Enough of my harangue. 


Anyway, after we sing in the morning, we are pretty much free for the day. We make our way through a huge traffic jam back to Sant’Antonio. Emanuele is working on his dissertation up at the library at Sant’Anselmo each day. I have been getting to the gym every day this week and getting lots of time to read and write. I’m also arranging meetings with several people who are here in Rome: my old friend John Wong, OFM, who is the definitor for all of Asia for the order and travels extensively, is stationed here (We went for Indian food, which was quite a culture shock, meeting with my Malaysian friend from Singapore in Rome, eating Indian food); our friend and oblate Nate Bacon is here; Monday I am meeting a young priest from LA who is here studying at the Opus Dei seminary. Sr Maria Cimperman is here, as is Sr. Carol Marie Hemish who I know through the Composers’ Forum. They both want to meet for coffee, and Jim Martin too offered me a tour of the Jesuit Curia (!). I did go up to Sant’Anselmo the other day to see if I could greet Abbot Gregory Polan, an acquaintance and good friend of the community, but he was out of town. It’s fascinating: this time more than ever I feel like Rome really is a meeting place for the world, at least the Catholic one.

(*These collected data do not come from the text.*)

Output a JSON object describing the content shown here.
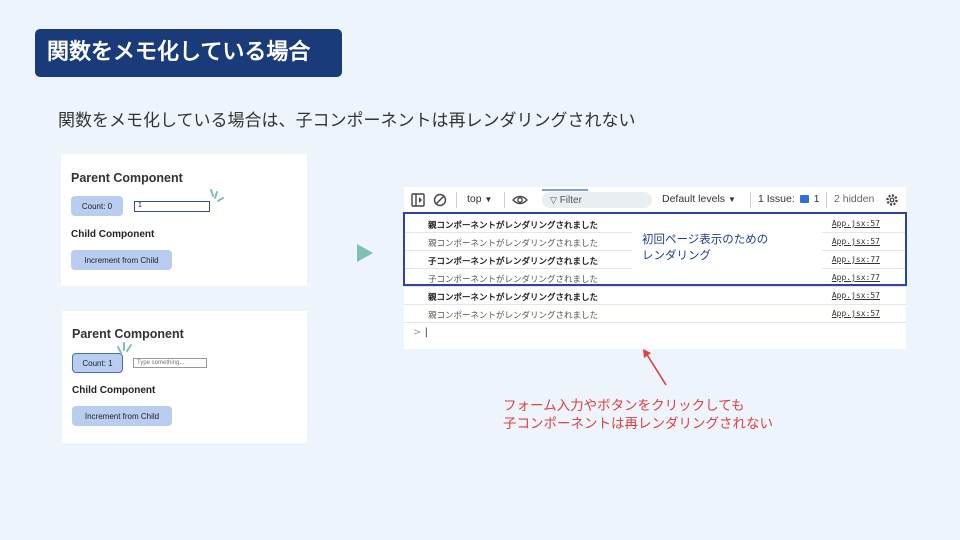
{
  "slide": {
    "title": "関数をメモ化している場合",
    "subtitle": "関数をメモ化している場合は、子コンポーネントは再レンダリングされない"
  },
  "card1": {
    "heading": "Parent Component",
    "count_button": "Count: 0",
    "input_value": "1",
    "child_heading": "Child Component",
    "child_button": "Increment from Child"
  },
  "card2": {
    "heading": "Parent Component",
    "count_button": "Count: 1",
    "input_placeholder": "Type something...",
    "child_heading": "Child Component",
    "child_button": "Increment from Child"
  },
  "console": {
    "toolbar": {
      "context": "top",
      "filter_placeholder": "Filter",
      "levels": "Default levels",
      "issues": "1 Issue:",
      "issue_count": "1",
      "hidden": "2 hidden"
    },
    "logs": [
      {
        "message": "親コンポーネントがレンダリングされました",
        "source": "App.jsx:57"
      },
      {
        "message": "親コンポーネントがレンダリングされました",
        "source": "App.jsx:57"
      },
      {
        "message": "子コンポーネントがレンダリングされました",
        "source": "App.jsx:77"
      },
      {
        "message": "子コンポーネントがレンダリングされました",
        "source": "App.jsx:77"
      },
      {
        "message": "親コンポーネントがレンダリングされました",
        "source": "App.jsx:57"
      },
      {
        "message": "親コンポーネントがレンダリングされました",
        "source": "App.jsx:57"
      }
    ],
    "prompt": ">"
  },
  "annotations": {
    "initial_render_note_line1": "初回ページ表示のための",
    "initial_render_note_line2": "レンダリング",
    "red_note_line1": "フォーム入力やボタンをクリックしても",
    "red_note_line2": "子コンポーネントは再レンダリングされない"
  },
  "colors": {
    "title_bg": "#1a3b7a",
    "highlight_border": "#2a44a8",
    "note_text": "#1f3f99",
    "red_annotation": "#e04040",
    "button_bg": "#b9cdf0",
    "teal_arrow": "#7fbfb6"
  },
  "icons": [
    "sidebar-toggle-icon",
    "clear-console-icon",
    "chevron-down-icon",
    "eye-icon",
    "filter-icon",
    "issue-message-icon",
    "gear-icon",
    "sparkle-icon",
    "play-arrow-icon",
    "red-up-arrow-icon"
  ]
}
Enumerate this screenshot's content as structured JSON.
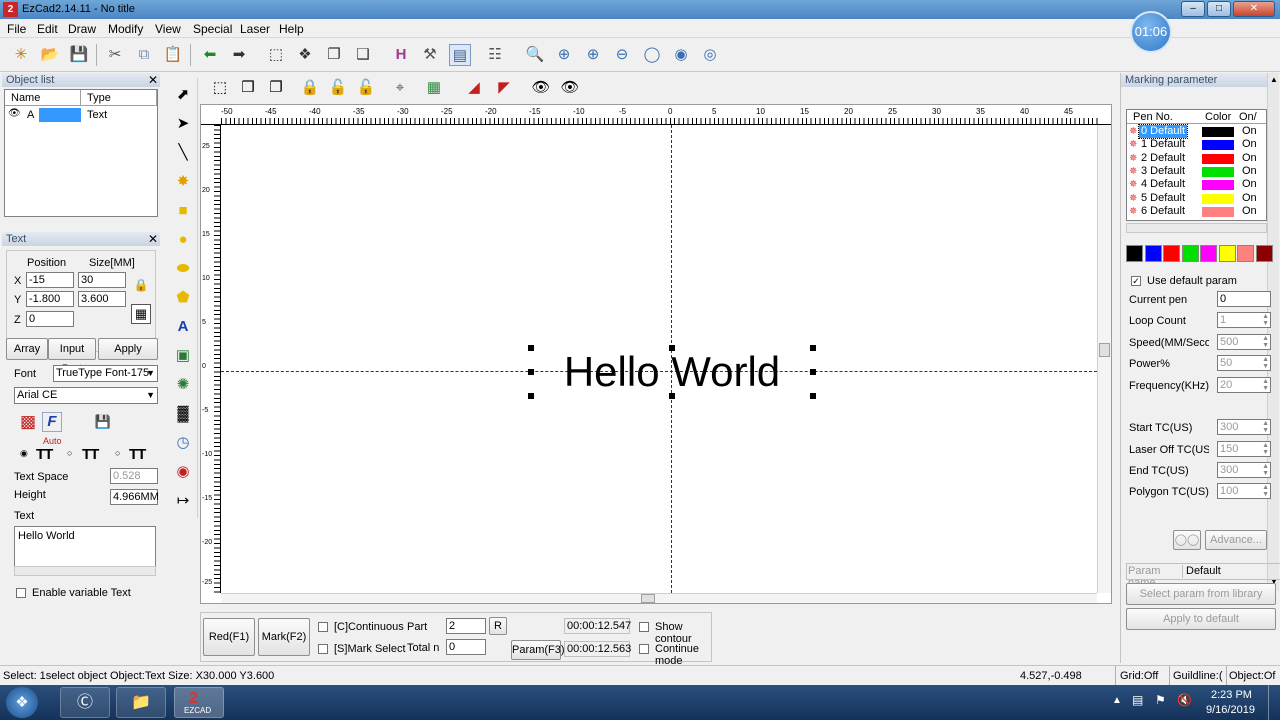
{
  "window": {
    "title": "EzCad2.14.11 - No title",
    "app_icon": "2",
    "timer": "01:06"
  },
  "menu": [
    "File",
    "Edit",
    "Draw",
    "Modify",
    "View",
    "Special",
    "Laser",
    "Help"
  ],
  "object_list": {
    "title": "Object list",
    "columns": [
      "Name",
      "Type"
    ],
    "rows": [
      {
        "name": "A",
        "type": "Text"
      }
    ]
  },
  "text_panel": {
    "title": "Text",
    "position_label": "Position",
    "size_label": "Size[MM]",
    "x_label": "X",
    "y_label": "Y",
    "z_label": "Z",
    "x": "-15",
    "y": "-1.800",
    "z": "0",
    "w": "30",
    "h": "3.600",
    "array_label": "Array",
    "input_port_label": "Input Port",
    "apply_label": "Apply",
    "font_label": "Font",
    "font_type": "TrueType Font-175",
    "font_name": "Arial CE",
    "auto_label": "Auto",
    "text_space_label": "Text Space",
    "text_space": "0.528",
    "height_label": "Height",
    "height": "4.966MM",
    "text_label": "Text",
    "text_value": "Hello World",
    "enable_variable_label": "Enable variable Text"
  },
  "canvas": {
    "text": "Hello World",
    "ruler_labels": [
      "-50",
      "-45",
      "-40",
      "-35",
      "-30",
      "-25",
      "-20",
      "-15",
      "-10",
      "-5",
      "0",
      "5",
      "10",
      "15",
      "20",
      "25",
      "30",
      "35",
      "40",
      "45"
    ],
    "v_ruler_labels": [
      "25",
      "20",
      "15",
      "10",
      "5",
      "0",
      "-5",
      "-10",
      "-15",
      "-20",
      "-25"
    ]
  },
  "bottom": {
    "red_label": "Red(F1)",
    "mark_label": "Mark(F2)",
    "continuous_label": "[C]Continuous",
    "mark_select_label": "[S]Mark Select",
    "part_label": "Part",
    "part_value": "2",
    "r_label": "R",
    "total_label": "Total n",
    "total_value": "0",
    "param_label": "Param(F3)",
    "time1": "00:00:12.547",
    "time2": "00:00:12.563",
    "show_contour_label": "Show contour",
    "continue_mode_label": "Continue mode"
  },
  "marking": {
    "title": "Marking parameter",
    "columns": [
      "Pen No.",
      "Color",
      "On/"
    ],
    "pens": [
      {
        "name": "0 Default",
        "color": "#000000",
        "on": "On"
      },
      {
        "name": "1 Default",
        "color": "#0000ff",
        "on": "On"
      },
      {
        "name": "2 Default",
        "color": "#ff0000",
        "on": "On"
      },
      {
        "name": "3 Default",
        "color": "#00e000",
        "on": "On"
      },
      {
        "name": "4 Default",
        "color": "#ff00ff",
        "on": "On"
      },
      {
        "name": "5 Default",
        "color": "#ffff00",
        "on": "On"
      },
      {
        "name": "6 Default",
        "color": "#ff8080",
        "on": "On"
      }
    ],
    "swatches": [
      "#000000",
      "#0000ff",
      "#ff0000",
      "#00e000",
      "#ff00ff",
      "#ffff00",
      "#ff8080",
      "#8b0000"
    ],
    "use_default_label": "Use default param",
    "params": [
      {
        "label": "Current pen",
        "value": "0"
      },
      {
        "label": "Loop Count",
        "value": "1"
      },
      {
        "label": "Speed(MM/Secon",
        "value": "500"
      },
      {
        "label": "Power%",
        "value": "50"
      },
      {
        "label": "Frequency(KHz)",
        "value": "20"
      },
      {
        "label": "Start TC(US)",
        "value": "300"
      },
      {
        "label": "Laser Off TC(US)",
        "value": "150"
      },
      {
        "label": "End TC(US)",
        "value": "300"
      },
      {
        "label": "Polygon TC(US)",
        "value": "100"
      }
    ],
    "advance_label": "Advance...",
    "param_name_label": "Param name",
    "param_name_value": "Default",
    "select_library_label": "Select param from library",
    "apply_default_label": "Apply to default"
  },
  "status": {
    "message": "Select: 1select object Object:Text Size: X30.000 Y3.600",
    "coords": "4.527,-0.498",
    "grid": "Grid:Off",
    "guideline": "Guildline:(",
    "object": "Object:Of"
  },
  "taskbar": {
    "time": "2:23 PM",
    "date": "9/16/2019",
    "ezcad_label": "EZCAD"
  }
}
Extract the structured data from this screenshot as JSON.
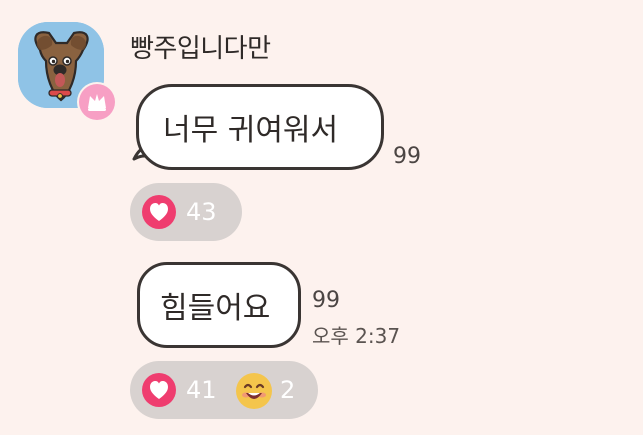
{
  "chat": {
    "sender_name": "빵주입니다만",
    "messages": [
      {
        "text": "너무 귀여워서",
        "unread_count": "99",
        "reactions": [
          {
            "icon": "heart-icon",
            "count": "43"
          }
        ]
      },
      {
        "text": "힘들어요",
        "unread_count": "99",
        "timestamp": "오후 2:37",
        "reactions": [
          {
            "icon": "heart-icon",
            "count": "41"
          },
          {
            "icon": "smile-icon",
            "count": "2"
          }
        ]
      }
    ]
  },
  "colors": {
    "background": "#fdf2ee",
    "bubble": "#ffffff",
    "bubble_border": "#3a3533",
    "reaction_bar": "#d8d2d0",
    "heart": "#ef3d6f",
    "crown_badge": "#f79fc4",
    "avatar_background": "#8fc3e6"
  }
}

Our Federico is studying at PIMS––the Pontificio Instituto di Musica Sacra, and he wanted us to attend a concert there with him on Thursday, which Emanuele and I did. It was really wonderful, a young (27-year-old) Sardinian prodigy. That got us home pretty late that night. And then one last adventure on Friday: As I said, I had met our friend and oblate Nate Bacon the other day for coffee. He is part of the missionary group called Interchange that works with troubled youth. Currently he lives in Guatemala, where his wife is from and where Zacc visited and stayed for a few months in 2020. Nate did a sabbatical year here a few years back and is in Rome again right now translating for another missionary congregation. We had a wonderful visit and conversation and then he was expecting a friend to join him after we met. She showed up while I was still there, and we struck up a stimulating conversation too. Her name is Shaza, she is from Syria and work for the FAO––the Food and Agriculture Organization of the United Nations whose building is within sight of San Gregorio. (As a matter of fact, every now and then the monks host one of their staff as a long-term guest.) She also has an organization here in Rome called “Hummus Town,” which is a catering business that aids Syrian refugees and gives them work. She invited Nate and I to a fund-raising event for Hummus Town last night. It was in a neighborhood somewhere south of here on the terrazza-roof of an apartment building. It was quit interesting. The most prominent language spoken was English but there was some Italian of course and lots of Arabic. The young people (teenagers and younger) all spoke what sounded to me like perfect American-accented English. Being a part of the UN, many of them go to American schools here, and Shaza’s kids all speak all three languages fluently. Nate had to take a Zoom meeting during the dinner and Shaza was busy hosting, so I was rather awkwardly left on my own for a bit of time. But Shaza came to the rescue and ensconced me with a very nice older Italian couple with whom I had a great conversation. I was afraid we were going to have trouble finding a taxi home, but they offered to drive Nate and I all the way back to the Aventino. But that was two late nights in a row still having to drive off to the Vatican at 6:45. So that’s enough excitement for the time being. 


We’re all going to lunch at San Gregorio today and we’ll see what Sunday and next week brings.


Best to all. Tuesday the patriarch of Jerusalem has asked be a day of fasting and prayer for the Holy Land. Let’s join it and never never never lose hope for peace––with justice.